Perhaps the unexplained heavenly body that is Solaris is really like a dense point in a crystal solution of our ideas about sociality. When humans are introduced to that space, our loving memory of the gesture cannot help but solidify and grow like crystals at that point. In a sensory deprivation tank, we float in salty water to re-experience the womb, to put the ego to rest, to temporarily re-establish the polymorphous. Perhaps Solaris is an unabashedly “mutant womb”, a critical, concretising tank of solution that perversely builds (inter-)personality-simulations as a dramatic theatre of the social, a testing ground for social models, a prototyping space. “Hard fax” tanks, in which actual 3D objects can be reproduced by congealing a solution via the intersection of lasers, are now a reality, and are employed in real prototyping processes.

It’s thus with great excitement (via my tendency to take metaphors and puns literally) that I’ve discovered Feel Tank Chicago, a surrealist political experiment that Lauren Berlant is involved in. From the Manifesto:

Feel Tank Chicago seeks to understand the economic and the nervous system of contemporary life; to feel the risk of unlearning the taken for granted and the risk of reclaiming optimism. We are interested in the potential for “bad feelings” like hopelessness, apathy, anxiety, fear, numbness, despair and ambivalence to constitute and be constituted as forms of resistance.
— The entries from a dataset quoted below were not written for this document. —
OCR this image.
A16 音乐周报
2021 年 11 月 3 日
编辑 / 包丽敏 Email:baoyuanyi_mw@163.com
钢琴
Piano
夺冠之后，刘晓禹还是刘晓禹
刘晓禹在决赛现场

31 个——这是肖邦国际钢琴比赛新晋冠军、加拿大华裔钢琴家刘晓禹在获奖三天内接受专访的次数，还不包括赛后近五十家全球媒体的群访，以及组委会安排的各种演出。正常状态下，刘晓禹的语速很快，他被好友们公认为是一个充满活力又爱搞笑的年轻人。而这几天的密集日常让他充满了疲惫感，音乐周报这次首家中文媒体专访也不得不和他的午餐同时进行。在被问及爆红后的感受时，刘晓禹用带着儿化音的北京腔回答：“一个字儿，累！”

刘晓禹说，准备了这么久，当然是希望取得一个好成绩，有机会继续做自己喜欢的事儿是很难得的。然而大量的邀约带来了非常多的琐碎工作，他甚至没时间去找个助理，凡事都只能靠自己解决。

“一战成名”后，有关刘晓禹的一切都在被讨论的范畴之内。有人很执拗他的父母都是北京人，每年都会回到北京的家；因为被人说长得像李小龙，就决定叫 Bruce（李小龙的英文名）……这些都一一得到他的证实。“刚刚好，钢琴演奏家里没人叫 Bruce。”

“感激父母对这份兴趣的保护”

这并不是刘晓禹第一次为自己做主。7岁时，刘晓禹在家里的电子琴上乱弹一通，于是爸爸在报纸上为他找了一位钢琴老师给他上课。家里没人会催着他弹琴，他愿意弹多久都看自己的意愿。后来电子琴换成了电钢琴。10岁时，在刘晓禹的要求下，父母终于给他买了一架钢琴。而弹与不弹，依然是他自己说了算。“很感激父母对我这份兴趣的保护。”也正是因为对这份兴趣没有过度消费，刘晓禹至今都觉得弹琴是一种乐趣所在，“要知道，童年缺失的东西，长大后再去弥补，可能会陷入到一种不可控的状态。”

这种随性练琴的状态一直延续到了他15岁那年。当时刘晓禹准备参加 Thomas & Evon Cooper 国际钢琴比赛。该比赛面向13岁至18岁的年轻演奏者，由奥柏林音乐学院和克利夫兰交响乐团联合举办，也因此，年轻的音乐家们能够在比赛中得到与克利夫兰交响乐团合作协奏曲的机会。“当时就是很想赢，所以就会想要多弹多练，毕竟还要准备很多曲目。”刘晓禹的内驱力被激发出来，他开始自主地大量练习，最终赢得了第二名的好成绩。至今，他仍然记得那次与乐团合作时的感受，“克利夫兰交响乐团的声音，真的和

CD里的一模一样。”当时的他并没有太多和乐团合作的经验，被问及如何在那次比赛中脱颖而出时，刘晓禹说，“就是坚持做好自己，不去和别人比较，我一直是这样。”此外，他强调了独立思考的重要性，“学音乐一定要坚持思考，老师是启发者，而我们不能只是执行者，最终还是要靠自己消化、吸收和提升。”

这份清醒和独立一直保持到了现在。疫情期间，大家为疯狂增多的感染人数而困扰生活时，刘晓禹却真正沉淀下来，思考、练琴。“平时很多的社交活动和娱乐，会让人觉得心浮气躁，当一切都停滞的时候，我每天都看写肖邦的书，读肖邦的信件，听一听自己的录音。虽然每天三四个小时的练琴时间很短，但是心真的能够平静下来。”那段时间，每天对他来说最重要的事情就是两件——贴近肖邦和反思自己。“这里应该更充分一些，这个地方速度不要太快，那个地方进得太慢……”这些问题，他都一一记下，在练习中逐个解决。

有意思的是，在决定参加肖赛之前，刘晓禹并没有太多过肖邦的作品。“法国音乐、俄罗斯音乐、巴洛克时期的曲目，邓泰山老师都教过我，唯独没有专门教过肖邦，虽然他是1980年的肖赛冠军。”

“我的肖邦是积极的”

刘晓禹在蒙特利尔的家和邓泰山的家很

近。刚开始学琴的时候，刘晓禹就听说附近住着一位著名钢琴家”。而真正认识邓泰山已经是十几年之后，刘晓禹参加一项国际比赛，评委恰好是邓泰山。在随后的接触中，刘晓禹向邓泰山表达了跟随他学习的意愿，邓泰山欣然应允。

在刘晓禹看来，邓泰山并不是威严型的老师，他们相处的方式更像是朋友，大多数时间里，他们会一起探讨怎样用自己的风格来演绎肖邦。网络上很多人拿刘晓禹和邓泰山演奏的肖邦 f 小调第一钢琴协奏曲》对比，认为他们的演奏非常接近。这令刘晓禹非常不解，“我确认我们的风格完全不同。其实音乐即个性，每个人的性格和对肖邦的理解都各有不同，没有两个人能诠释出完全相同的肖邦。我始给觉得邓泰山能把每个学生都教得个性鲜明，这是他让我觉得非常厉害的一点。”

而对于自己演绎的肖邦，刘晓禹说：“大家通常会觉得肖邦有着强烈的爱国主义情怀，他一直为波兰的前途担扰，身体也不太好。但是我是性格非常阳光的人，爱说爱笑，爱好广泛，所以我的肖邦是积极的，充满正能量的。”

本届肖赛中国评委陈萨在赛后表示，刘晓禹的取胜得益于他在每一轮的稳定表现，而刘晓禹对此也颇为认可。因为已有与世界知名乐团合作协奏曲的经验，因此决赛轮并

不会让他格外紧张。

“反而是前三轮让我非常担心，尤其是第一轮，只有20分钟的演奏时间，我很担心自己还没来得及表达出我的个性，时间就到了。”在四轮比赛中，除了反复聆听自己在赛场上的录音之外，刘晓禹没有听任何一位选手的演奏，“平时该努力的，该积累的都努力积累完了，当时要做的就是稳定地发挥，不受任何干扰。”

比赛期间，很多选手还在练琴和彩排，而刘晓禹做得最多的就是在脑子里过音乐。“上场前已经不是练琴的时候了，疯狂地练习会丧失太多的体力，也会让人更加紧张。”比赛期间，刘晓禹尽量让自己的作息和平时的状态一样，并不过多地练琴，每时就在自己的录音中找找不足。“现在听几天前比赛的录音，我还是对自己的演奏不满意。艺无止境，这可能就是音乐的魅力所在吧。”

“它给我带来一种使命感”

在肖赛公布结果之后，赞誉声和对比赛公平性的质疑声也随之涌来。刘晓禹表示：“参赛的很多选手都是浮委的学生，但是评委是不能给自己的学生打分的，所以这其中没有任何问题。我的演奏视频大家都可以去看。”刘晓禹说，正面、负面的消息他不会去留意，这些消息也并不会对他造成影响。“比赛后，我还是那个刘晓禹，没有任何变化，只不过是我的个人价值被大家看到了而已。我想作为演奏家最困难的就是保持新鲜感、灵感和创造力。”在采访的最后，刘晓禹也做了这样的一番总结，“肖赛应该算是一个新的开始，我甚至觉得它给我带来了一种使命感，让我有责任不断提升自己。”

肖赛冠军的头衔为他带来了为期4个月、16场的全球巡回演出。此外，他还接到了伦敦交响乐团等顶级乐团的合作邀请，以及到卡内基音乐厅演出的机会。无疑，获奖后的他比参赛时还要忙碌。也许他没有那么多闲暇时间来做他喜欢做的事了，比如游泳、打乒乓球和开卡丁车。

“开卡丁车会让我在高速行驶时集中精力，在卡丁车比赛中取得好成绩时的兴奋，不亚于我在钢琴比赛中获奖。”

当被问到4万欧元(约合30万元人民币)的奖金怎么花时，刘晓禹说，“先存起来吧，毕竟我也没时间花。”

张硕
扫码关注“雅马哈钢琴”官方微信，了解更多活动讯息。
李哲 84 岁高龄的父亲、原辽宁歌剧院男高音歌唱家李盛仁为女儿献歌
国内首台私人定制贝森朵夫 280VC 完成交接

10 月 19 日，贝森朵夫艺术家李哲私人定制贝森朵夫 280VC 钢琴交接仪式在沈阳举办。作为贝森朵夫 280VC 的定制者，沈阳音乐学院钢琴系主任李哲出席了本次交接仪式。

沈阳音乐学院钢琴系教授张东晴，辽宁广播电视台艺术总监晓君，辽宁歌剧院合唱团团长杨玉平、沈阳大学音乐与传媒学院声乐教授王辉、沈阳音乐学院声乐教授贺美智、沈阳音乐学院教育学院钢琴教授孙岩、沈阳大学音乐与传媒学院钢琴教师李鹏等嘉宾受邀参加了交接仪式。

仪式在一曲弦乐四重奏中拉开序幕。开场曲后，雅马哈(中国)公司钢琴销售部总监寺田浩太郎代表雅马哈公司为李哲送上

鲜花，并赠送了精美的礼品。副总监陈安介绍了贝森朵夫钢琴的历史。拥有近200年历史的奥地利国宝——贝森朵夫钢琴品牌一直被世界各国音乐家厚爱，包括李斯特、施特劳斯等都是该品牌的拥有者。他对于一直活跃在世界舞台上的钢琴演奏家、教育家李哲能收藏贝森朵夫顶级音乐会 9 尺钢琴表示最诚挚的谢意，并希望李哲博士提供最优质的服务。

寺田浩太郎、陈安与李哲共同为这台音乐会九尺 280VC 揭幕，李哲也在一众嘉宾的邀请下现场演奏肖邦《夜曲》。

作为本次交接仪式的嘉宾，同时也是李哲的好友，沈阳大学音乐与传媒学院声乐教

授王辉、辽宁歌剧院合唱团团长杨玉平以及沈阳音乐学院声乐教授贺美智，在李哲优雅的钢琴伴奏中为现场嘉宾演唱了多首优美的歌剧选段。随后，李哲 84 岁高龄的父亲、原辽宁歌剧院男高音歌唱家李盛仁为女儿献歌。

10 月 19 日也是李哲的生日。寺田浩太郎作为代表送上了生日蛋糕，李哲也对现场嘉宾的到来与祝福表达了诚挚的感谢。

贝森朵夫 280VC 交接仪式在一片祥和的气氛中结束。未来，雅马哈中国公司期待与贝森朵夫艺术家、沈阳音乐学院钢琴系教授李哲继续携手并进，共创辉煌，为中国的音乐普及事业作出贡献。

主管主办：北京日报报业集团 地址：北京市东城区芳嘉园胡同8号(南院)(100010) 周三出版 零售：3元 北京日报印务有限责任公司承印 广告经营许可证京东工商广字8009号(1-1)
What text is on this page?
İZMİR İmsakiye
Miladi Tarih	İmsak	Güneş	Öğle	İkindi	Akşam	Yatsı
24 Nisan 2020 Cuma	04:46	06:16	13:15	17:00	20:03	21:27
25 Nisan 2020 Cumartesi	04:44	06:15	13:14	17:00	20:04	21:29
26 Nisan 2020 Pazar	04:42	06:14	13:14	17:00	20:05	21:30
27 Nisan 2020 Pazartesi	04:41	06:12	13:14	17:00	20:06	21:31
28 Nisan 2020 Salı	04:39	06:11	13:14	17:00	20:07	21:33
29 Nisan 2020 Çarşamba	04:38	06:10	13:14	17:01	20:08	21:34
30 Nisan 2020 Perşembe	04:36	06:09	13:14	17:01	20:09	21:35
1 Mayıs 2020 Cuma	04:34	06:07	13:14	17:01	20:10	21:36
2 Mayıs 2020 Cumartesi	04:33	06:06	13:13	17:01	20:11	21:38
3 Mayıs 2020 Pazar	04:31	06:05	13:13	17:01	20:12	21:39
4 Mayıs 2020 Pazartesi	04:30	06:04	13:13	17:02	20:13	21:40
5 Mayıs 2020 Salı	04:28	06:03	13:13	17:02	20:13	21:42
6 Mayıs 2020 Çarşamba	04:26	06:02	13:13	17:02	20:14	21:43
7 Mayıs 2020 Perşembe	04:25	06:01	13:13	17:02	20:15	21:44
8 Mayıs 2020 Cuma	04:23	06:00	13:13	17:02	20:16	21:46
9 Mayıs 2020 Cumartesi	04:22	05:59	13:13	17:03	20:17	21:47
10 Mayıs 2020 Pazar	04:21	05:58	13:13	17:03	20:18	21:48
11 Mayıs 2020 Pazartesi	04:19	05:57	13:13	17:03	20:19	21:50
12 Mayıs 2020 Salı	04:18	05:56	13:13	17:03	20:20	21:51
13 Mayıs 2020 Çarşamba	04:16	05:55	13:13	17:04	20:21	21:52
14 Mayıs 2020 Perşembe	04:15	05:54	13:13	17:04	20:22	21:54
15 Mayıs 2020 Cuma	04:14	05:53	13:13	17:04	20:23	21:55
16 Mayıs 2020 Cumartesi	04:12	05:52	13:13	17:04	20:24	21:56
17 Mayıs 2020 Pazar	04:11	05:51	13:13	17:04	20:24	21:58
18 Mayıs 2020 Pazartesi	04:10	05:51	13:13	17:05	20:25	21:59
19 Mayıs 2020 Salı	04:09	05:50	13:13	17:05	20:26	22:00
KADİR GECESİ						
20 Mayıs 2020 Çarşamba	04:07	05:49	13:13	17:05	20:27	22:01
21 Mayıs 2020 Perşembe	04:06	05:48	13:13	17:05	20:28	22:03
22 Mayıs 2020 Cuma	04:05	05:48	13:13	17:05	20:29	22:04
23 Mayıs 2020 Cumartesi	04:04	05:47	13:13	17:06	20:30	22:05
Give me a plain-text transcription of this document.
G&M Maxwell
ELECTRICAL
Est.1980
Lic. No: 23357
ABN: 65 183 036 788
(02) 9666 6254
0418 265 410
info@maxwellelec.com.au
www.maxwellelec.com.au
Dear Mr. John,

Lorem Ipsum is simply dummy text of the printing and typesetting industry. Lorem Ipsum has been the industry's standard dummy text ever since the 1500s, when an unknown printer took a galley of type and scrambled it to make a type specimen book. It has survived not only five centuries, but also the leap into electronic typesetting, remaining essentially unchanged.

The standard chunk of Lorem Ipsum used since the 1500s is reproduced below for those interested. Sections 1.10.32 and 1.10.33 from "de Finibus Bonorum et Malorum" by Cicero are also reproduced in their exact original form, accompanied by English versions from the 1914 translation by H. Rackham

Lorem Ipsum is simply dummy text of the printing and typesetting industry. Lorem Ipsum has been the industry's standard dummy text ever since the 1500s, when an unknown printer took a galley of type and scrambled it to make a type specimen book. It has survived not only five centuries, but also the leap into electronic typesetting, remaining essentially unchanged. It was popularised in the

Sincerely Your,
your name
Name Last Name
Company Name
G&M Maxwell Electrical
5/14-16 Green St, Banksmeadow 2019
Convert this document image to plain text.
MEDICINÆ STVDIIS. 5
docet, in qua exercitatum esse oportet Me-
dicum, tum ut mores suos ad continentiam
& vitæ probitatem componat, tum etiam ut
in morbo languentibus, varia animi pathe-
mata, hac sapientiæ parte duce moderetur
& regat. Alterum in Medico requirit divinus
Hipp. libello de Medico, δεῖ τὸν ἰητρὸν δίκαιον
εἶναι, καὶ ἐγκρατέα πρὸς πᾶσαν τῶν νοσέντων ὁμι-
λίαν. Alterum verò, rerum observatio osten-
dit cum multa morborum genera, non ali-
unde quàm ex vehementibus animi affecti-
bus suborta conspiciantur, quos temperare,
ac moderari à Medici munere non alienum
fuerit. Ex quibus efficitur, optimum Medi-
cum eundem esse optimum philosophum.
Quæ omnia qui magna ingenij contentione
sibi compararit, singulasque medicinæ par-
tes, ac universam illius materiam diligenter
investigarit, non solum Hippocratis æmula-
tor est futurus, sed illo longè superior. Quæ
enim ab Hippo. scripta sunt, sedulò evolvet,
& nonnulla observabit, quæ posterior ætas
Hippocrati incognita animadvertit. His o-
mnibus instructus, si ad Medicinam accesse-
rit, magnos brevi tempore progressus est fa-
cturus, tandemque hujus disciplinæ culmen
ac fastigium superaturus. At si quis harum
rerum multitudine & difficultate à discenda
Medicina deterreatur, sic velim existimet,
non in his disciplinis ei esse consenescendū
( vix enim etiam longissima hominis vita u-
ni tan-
While we are all too aware of how the state and the media mobilize and manipulate emotions to produce a loyal citizenry and prosecute the “war on terrorism,” we are also critical of the ways in which the left and social movements relegate emotions to the so-called “private” or “individual” sphere. In opposing the facile splitting of thinking and feeling, we are for a pedagogy of complex feelings, for a surrealist and imaginative politics that embraces ambivalence, the ridiculous, and the raw.